Soon he began to complain of a severe headache. Then came nausea and other other flu-like symptoms. With little resources in an underdeveloped country, the Cancer went undiagnosed for nearly a year. When he was eventually diagnosed with Leukemia, he spent nearly two years undergoing treatment in a hospital in Puerto Rico.
“I was in the hospital all the time for the chemotherapy. When I felt good enough sometimes I would be able to go home, but I was tired all the time and didn’t do much,” said Negron.
To seek better treatment, Negron and his family moved to the United States.. He settled in Providence with his parents and three older brothers.
By the time he entered the eighth grade at Nathaniel Greene, he was Cancer free.
“I was so happy (to be Cancer free),” he said. “I can’t even describe the feeling.”

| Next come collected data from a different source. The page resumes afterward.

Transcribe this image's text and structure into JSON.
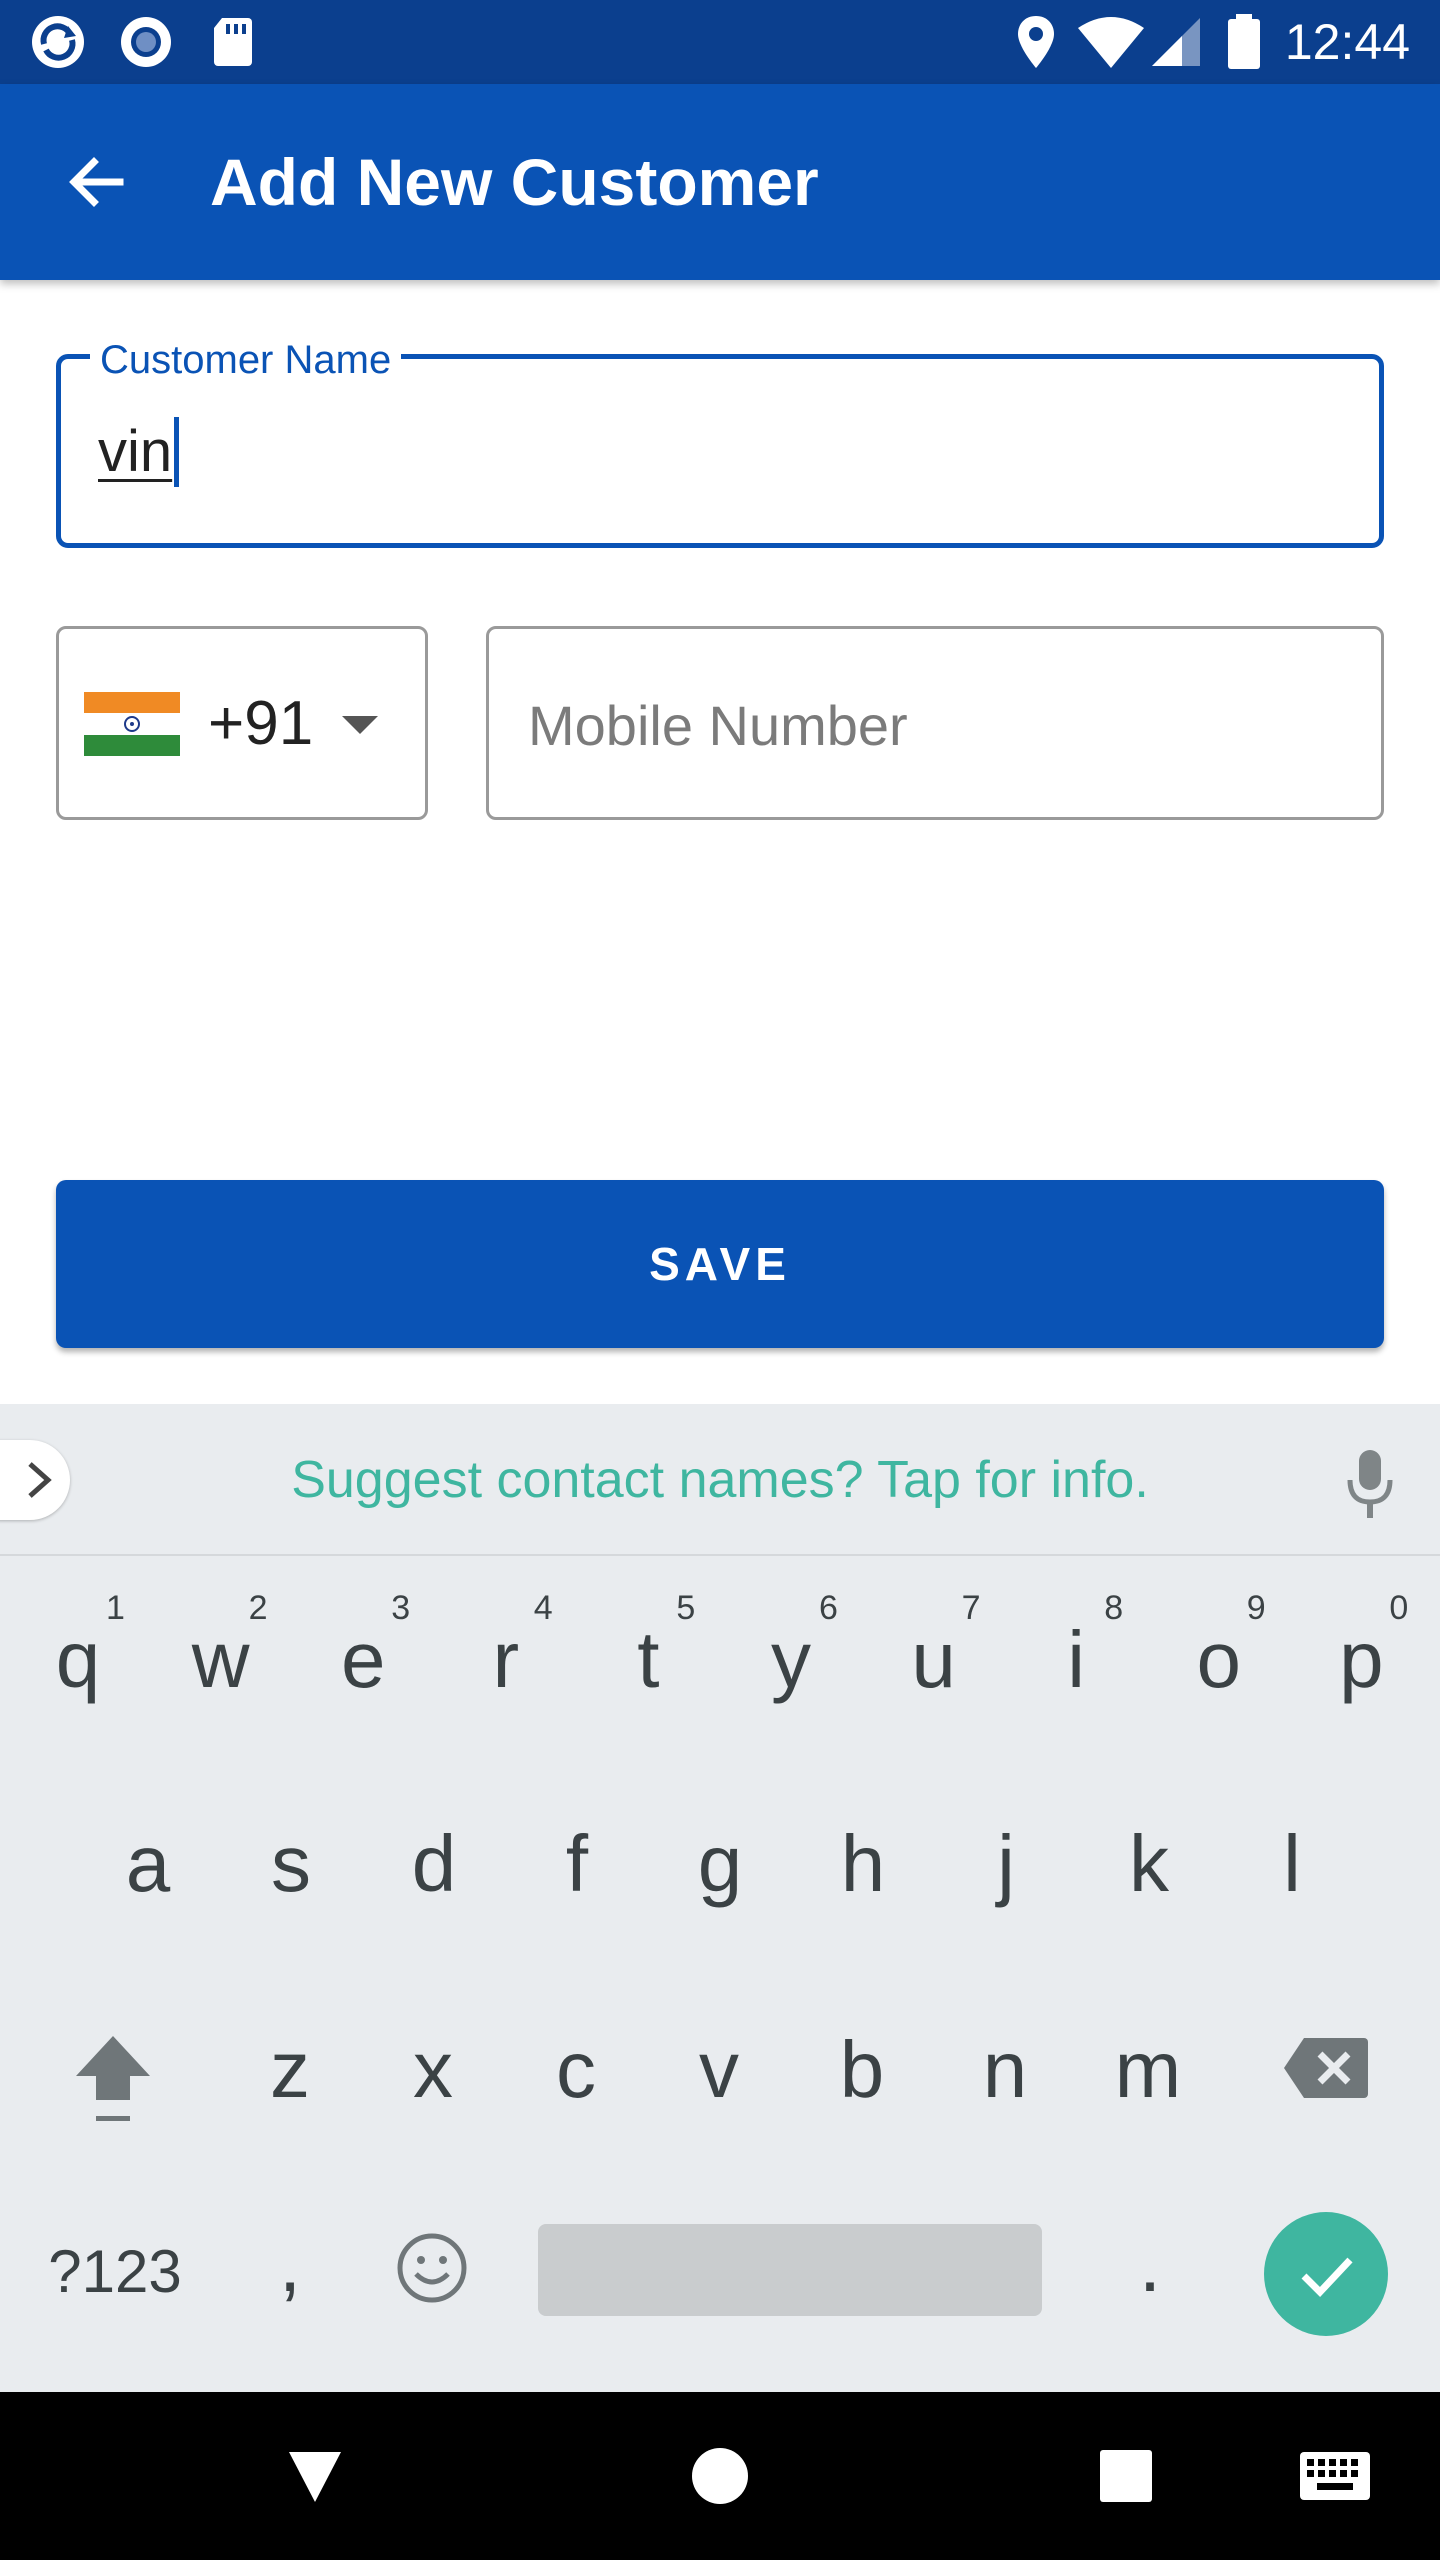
{
  "status_bar": {
    "time": "12:44",
    "icons": [
      "app-sync-icon",
      "record-icon",
      "sd-card-icon",
      "location-icon",
      "wifi-icon",
      "signal-icon",
      "battery-icon"
    ]
  },
  "app_bar": {
    "title": "Add New Customer",
    "back_icon": "arrow-left-icon"
  },
  "form": {
    "customer_name": {
      "label": "Customer Name",
      "value": "vin"
    },
    "country_code": {
      "flag": "india-flag",
      "value": "+91"
    },
    "mobile_number": {
      "placeholder": "Mobile Number",
      "value": ""
    },
    "save_label": "SAVE"
  },
  "keyboard": {
    "suggestion_text": "Suggest contact names? Tap for info.",
    "row1": [
      {
        "key": "q",
        "hint": "1"
      },
      {
        "key": "w",
        "hint": "2"
      },
      {
        "key": "e",
        "hint": "3"
      },
      {
        "key": "r",
        "hint": "4"
      },
      {
        "key": "t",
        "hint": "5"
      },
      {
        "key": "y",
        "hint": "6"
      },
      {
        "key": "u",
        "hint": "7"
      },
      {
        "key": "i",
        "hint": "8"
      },
      {
        "key": "o",
        "hint": "9"
      },
      {
        "key": "p",
        "hint": "0"
      }
    ],
    "row2": [
      "a",
      "s",
      "d",
      "f",
      "g",
      "h",
      "j",
      "k",
      "l"
    ],
    "row3": [
      "z",
      "x",
      "c",
      "v",
      "b",
      "n",
      "m"
    ],
    "symbols_label": "?123",
    "comma_label": ",",
    "period_label": "."
  },
  "colors": {
    "primary": "#0a53b5",
    "status_bar": "#0b3f8e",
    "accent": "#3fb6a0"
  }
}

Still, he faced new obstacles. A new school. A new language. The challenge of making new friends compounded by a language barrier.
“It wasn’t easy. I didn’t know anyone and I didn’t speak English,” said Negron.

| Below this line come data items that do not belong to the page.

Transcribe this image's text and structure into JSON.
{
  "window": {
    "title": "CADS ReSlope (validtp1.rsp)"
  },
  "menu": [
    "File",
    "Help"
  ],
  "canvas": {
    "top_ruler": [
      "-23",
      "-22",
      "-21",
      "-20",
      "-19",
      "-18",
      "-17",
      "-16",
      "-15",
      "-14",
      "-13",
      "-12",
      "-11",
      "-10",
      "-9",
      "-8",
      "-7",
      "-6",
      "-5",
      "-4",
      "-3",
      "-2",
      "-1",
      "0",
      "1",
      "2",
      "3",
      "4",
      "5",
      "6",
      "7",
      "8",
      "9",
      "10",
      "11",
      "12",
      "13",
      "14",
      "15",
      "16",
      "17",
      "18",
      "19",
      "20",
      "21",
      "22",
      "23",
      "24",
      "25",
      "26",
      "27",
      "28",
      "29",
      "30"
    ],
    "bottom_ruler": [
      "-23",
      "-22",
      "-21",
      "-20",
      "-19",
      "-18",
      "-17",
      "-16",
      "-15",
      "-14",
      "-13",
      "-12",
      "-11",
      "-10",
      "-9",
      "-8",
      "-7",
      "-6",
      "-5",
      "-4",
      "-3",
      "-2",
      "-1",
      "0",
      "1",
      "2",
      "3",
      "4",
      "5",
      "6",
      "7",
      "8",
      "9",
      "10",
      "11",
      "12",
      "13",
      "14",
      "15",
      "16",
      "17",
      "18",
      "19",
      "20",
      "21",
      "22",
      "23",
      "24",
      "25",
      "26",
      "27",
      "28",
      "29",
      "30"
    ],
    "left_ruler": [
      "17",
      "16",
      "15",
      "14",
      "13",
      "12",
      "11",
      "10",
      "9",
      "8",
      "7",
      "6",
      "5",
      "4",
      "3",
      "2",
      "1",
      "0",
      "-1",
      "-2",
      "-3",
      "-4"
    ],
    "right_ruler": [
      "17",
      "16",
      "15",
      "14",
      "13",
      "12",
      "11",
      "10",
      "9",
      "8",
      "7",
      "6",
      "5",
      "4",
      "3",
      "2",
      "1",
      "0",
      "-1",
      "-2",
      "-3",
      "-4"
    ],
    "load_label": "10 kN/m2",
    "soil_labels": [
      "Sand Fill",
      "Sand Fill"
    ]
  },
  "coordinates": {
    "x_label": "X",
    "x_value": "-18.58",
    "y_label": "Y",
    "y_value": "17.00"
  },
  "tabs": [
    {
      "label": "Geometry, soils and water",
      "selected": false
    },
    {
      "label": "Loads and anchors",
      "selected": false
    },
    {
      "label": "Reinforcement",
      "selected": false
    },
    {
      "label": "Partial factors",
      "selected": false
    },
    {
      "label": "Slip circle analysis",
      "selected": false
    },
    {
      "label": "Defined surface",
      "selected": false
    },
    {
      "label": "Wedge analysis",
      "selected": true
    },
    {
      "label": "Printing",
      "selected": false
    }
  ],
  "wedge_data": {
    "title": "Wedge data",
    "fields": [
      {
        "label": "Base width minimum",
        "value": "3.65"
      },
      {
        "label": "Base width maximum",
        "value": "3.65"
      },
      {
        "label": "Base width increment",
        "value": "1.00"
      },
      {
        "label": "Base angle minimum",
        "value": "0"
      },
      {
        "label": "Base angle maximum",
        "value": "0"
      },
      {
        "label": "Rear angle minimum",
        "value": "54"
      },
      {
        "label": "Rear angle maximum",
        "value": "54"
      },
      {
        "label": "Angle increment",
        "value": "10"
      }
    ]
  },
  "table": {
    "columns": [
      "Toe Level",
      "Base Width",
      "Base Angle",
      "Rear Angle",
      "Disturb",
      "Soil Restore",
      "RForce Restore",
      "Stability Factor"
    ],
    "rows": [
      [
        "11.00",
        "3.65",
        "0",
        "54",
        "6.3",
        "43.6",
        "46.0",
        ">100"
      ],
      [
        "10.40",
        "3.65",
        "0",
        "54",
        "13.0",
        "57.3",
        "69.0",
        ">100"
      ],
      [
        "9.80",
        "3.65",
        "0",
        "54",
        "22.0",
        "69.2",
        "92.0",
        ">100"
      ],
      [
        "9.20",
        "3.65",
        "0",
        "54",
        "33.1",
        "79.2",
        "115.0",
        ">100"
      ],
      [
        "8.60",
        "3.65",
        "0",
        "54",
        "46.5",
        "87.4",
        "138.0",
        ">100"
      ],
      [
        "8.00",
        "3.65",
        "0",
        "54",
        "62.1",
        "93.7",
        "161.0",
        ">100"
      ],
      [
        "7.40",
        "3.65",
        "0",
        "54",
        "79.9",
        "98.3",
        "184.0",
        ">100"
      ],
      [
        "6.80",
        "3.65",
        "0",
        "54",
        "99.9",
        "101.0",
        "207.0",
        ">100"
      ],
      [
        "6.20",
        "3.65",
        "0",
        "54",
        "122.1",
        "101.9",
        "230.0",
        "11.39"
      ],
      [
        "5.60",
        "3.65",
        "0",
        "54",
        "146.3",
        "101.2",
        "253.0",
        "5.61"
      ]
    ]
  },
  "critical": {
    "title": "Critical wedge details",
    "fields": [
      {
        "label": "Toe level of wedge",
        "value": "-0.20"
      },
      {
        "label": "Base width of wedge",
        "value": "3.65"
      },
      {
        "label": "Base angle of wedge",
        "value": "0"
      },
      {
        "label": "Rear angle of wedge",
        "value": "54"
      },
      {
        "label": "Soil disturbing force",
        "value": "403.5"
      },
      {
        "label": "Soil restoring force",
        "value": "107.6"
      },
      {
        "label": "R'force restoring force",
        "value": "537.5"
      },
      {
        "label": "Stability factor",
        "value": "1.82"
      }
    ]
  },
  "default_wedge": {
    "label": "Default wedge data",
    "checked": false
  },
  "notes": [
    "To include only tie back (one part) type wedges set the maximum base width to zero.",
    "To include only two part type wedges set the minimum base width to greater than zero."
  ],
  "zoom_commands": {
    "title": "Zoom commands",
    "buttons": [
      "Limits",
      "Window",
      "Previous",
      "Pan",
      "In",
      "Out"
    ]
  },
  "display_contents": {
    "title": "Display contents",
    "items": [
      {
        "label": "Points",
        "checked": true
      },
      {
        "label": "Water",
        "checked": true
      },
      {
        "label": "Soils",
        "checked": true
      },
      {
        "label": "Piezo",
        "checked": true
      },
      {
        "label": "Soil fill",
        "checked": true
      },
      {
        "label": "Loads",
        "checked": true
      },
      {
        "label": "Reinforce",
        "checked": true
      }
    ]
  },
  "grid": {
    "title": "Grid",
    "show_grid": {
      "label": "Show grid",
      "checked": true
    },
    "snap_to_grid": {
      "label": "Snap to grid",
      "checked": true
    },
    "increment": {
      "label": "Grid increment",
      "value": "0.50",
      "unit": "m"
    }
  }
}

He enrolled in ESL (English as a Second Language) classes and immediately began to adapt to the new surroundings.
“It was hard at first, but I love it here,” said Negron. “I love this country.”
He has always loved basketball. His battle with Cancer had prevented him from playing with his older brothers and working on his game.

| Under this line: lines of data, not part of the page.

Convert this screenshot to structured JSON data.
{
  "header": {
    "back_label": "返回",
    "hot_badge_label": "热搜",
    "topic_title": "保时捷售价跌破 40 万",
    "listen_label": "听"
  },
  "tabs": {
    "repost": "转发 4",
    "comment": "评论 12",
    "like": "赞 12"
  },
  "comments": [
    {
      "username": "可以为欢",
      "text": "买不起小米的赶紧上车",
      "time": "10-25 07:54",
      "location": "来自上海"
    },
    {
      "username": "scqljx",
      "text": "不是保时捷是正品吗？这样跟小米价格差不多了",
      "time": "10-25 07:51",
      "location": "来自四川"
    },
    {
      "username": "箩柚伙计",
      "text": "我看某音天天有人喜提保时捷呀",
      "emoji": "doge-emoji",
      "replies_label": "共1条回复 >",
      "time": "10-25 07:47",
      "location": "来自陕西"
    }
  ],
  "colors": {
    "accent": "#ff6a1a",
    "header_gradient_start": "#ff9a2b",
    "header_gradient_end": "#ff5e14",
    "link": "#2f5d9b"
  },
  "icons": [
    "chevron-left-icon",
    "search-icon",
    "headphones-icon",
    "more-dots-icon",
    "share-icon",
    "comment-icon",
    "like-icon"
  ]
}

“I was mad because when I was sick I was tired all the time and couldn’t do the other things that everyone else was able to do,” said Negron. “Even when I felt good enough to play, no one would let me play. They were afraid they would hit my port or I would get hurt. I never got to play.”
In the brief time he has lived in this country, he has made the most of each and every opportunity. His dedication and desire to learn in the classroom and on the basketball court has propelled Negron. He now speaks fluent English, is a solid student and will be a key member of the Knights basketball team this season.
The Knights have been practicing for a couple of weeks, but the start of the game schedule remains uncertain due to the Coronavirus pandemic. Whenever the first game is played, Negron will be ready.
“I love basketball and love working hard to get better,” he said.
There have been additional obstacles. He recently lost an uncle to Covid-19.
“We stay home to keep everyone safe,” Negron said. “And I was never one to hang out on the streets.”
Basketball practice and school are Negron’s outlets.
The recent violence and destructive events at the nation’s Capitol have not diminished Negron’s love for this country.
“I have an opportunity here,” said Negron. “I can go to college. I can have a career here.”
His goal is to be the first one in his family to go to college.
“He’s the one guy on my team I don’t worry about after high school ends because he already has been through the worst of it and he knows how to work,” said Reed.
This coach and player have a unique bond. Both have overcome adversity and have beaten the odds. Both have battled Cancer. Reed also had a kidney transplant several years ago.
Reed knows first hand the challenges Negron has faced, but insists he doesn’t have a soft spot or favor the young Cancer survivor.
“Absolutely not. He has worked for everything he has gotten,” said Reed. “I can understand what he has gone through because he has battled Leukemia, but that doesn’t change anything . He’s the hardest working guy on my team.”